The reader will remember our mentioning the name of Captain M'Culloch just now in connection with the Coast Blockade. Writing on the 2nd of April, 1817, from on board H.M.S. Ganymede lying in the Downs, this gallant officer stated that, although it was known that the smugglers had constructed places ashore for the concealment of contraband goods under the Sand Hills near to No. 1 and No. 2 batteries at Deal, yet these hiding-places were so ingeniously formed that they had baffled the most rigid search. However, his plan of landing crews from his Majesty's ships to guard this district (in the manner previously described) had already begun to show good results. For two midshipmen, named respectively Peate and Newton, commanding the shore parties in that neighbourhood, had succeeded in locating five of those places of concealment.

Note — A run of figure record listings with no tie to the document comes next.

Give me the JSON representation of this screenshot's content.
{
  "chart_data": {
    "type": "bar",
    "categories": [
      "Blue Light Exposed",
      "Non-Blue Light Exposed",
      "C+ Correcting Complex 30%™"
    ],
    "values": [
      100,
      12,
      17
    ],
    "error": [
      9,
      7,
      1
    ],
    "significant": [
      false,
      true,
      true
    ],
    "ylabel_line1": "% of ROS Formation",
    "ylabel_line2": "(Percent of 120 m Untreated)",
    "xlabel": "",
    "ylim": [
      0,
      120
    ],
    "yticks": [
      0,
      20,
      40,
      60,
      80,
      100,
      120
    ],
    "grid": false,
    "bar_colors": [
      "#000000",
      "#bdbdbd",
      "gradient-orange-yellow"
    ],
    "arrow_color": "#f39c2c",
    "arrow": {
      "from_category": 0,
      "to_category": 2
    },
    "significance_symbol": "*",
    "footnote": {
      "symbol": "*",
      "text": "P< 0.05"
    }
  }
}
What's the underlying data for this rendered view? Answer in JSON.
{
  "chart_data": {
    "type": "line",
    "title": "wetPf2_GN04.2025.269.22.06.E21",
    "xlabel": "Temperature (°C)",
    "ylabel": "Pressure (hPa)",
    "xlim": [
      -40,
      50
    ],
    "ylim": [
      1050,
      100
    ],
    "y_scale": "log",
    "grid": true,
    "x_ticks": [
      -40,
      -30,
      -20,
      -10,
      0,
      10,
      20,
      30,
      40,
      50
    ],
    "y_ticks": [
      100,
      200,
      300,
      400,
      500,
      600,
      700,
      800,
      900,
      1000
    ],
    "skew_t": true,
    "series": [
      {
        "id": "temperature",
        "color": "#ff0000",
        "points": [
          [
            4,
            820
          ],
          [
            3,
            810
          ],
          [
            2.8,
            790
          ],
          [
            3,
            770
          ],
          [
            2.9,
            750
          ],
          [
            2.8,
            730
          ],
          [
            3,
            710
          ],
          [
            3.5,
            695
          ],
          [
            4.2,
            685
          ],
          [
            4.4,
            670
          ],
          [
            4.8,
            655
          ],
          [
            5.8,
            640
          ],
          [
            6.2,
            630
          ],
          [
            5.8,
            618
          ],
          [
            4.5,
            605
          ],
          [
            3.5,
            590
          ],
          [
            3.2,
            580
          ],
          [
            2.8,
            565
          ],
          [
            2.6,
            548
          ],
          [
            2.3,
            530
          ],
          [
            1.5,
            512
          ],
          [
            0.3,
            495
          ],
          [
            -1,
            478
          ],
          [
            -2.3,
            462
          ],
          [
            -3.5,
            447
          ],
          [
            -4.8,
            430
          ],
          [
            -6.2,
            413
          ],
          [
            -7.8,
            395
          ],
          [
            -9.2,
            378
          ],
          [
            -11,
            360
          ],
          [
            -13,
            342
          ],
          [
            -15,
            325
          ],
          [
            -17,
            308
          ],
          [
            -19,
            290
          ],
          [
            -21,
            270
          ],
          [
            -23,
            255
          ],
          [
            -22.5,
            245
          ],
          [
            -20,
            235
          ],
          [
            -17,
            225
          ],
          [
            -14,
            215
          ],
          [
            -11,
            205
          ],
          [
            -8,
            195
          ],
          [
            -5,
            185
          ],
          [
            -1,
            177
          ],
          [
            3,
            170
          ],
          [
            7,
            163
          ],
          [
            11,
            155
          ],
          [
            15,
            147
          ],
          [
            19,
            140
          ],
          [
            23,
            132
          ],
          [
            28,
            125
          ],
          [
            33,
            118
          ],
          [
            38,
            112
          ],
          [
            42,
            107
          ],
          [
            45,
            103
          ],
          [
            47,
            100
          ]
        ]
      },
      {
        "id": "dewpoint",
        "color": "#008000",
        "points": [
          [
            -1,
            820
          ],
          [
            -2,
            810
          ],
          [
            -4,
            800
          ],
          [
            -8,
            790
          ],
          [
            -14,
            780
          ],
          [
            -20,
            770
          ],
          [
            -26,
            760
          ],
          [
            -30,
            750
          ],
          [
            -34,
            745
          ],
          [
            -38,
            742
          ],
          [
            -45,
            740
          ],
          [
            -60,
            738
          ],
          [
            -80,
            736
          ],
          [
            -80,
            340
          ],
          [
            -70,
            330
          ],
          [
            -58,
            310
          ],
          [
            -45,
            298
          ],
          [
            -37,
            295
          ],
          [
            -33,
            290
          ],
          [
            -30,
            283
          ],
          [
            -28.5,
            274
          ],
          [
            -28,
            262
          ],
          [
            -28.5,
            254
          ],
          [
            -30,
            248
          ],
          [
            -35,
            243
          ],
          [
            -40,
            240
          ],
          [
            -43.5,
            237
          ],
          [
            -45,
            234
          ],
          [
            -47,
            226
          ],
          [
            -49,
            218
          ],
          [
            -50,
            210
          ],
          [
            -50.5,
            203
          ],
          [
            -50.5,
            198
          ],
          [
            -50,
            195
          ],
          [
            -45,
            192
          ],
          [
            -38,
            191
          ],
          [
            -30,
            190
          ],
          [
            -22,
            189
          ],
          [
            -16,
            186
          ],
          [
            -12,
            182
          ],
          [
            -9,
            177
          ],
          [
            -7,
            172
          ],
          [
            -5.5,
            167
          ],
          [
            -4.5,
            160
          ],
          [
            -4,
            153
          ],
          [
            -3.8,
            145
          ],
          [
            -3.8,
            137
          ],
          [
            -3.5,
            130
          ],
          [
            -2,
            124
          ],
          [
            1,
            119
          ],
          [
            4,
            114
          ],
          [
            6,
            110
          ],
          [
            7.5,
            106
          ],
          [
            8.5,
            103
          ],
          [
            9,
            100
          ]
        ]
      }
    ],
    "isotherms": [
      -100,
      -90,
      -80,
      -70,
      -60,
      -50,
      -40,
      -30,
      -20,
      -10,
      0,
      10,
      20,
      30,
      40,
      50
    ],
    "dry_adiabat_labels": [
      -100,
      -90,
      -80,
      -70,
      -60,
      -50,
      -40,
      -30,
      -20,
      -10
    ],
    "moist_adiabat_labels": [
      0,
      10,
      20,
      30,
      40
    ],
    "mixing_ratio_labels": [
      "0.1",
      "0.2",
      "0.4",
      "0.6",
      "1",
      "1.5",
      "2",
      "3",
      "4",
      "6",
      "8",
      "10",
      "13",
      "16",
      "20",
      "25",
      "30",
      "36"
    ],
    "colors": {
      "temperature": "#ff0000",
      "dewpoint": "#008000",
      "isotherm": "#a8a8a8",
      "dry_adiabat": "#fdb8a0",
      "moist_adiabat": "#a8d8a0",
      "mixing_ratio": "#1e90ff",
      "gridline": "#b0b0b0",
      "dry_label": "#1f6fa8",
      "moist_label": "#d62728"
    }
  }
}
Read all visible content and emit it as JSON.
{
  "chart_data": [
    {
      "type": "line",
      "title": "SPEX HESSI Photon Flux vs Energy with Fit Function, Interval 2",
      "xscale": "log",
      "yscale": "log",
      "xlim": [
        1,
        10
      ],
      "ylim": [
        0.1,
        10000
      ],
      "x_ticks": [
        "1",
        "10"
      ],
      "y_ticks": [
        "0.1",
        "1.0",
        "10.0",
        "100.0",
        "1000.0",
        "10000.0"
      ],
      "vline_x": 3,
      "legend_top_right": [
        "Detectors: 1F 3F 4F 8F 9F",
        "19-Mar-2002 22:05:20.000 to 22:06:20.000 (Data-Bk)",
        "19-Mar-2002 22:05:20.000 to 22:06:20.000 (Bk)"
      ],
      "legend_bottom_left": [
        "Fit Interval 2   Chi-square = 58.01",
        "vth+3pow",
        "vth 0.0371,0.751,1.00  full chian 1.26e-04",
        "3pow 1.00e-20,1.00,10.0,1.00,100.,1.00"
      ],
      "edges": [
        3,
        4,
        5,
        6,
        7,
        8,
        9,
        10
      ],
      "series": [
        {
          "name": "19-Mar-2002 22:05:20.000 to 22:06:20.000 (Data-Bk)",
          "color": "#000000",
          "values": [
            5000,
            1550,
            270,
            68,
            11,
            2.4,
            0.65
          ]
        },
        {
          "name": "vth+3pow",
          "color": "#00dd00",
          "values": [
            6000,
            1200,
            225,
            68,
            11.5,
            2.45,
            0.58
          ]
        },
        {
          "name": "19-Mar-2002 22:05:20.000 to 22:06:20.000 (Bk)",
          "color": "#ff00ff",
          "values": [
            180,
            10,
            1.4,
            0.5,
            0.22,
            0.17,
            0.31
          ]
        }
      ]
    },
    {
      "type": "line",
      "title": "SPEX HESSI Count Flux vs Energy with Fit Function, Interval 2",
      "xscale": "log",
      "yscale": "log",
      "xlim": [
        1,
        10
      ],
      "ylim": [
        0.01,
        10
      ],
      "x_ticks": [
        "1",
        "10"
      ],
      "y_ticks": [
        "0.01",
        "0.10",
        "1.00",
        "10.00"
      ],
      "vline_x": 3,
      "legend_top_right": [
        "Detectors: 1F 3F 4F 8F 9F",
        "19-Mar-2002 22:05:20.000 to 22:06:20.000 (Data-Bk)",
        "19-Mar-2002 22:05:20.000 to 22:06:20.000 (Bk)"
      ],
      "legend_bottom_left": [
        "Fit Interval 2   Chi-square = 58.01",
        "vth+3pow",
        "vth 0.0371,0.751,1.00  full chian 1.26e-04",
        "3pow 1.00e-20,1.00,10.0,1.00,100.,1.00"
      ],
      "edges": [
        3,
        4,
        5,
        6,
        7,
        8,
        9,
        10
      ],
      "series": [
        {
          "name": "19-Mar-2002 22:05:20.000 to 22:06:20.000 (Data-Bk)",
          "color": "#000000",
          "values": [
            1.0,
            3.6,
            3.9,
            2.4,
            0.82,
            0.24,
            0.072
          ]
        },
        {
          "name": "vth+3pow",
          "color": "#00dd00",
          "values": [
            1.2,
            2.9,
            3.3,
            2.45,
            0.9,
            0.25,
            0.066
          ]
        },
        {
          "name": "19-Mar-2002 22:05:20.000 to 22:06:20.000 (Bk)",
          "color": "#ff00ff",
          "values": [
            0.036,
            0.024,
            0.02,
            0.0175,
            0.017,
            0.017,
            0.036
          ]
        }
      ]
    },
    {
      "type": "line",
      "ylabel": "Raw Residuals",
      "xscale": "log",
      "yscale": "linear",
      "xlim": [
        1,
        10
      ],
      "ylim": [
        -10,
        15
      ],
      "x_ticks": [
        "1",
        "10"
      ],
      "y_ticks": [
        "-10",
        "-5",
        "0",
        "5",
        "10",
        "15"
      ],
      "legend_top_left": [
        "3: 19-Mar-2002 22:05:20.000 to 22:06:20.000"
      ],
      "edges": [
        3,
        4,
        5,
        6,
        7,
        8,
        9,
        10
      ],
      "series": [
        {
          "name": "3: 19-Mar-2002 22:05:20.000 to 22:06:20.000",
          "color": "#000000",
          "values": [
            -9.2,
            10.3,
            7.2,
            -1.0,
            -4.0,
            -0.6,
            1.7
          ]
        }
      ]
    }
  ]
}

"This discovery," continued the despatch, "I am assured will be a most severe blow to the smugglers, as they were enabled to remove their cargoes into them in a few minutes, and hitherto no person besides themselves could form any idea of the manner in which their store-holes were built. They are generally 4 feet deep, of a square form and built of a 2-inch plank, with the scuttle in the top, into which a trough filled with shingle is fitted instead of a cover to prevent their being found out by pricking; and I understand they were built above two years ago. I have ordered them to be destroyed, and parties are employed in searching for such concealments along the other parts of the beach." Thus, thanks to the Navy, the smugglers had been given a serious repulse in the most notorious district.
Then there was also the danger of collusive smuggling. For instance, when a smuggler had been frustrated from successfully landing a cargo of spirits from a small foreign vessel or boat he might go and give information to a Custom officer so that he might have the goods seized by the latter, the arrangement being that the smuggler should be paid a fair portion of the reward which the officer should receive for the seizure. Inasmuch as the officers' rewards were by no means inconsiderable this method might fully indemnify the smuggler against any loss.
Just before Christmas of 1819 the Custom officers at Weymouth seized on board a vessel named The Three Brothers sixteen half-ankers and seven small kegs or flaggons of foreign spirits. These were found to be concealed under a platform of about nine feet in length fitted on either side of the keelson, and of sufficient height for one cask. Its breadth was such as to allow of two casks and a flaggon. When full this secret hiding-place would contain about thirty casks in all. The whole concealment was covered with stone and iron ballast. The platform was fitted with false bulkheads and filled up with large stones so as to avoid suspicion, the entrance to which was made (after removal of the ballast) from the bottom of the forecastle through two bulkheads about two feet apart.
Another instance was that of a consignment of four cases which had come over from France. These cases contained plaster figures and appeared to be hollow. However, the Custom officers had their suspicions and decided to perforate the plaster at the bottom with an auger. After making still larger holes there were extracted from inside the following amazing list of articles:—Two clock movements, six pieces of bronze, thirty-two pieces of porcelain, and two small paintings.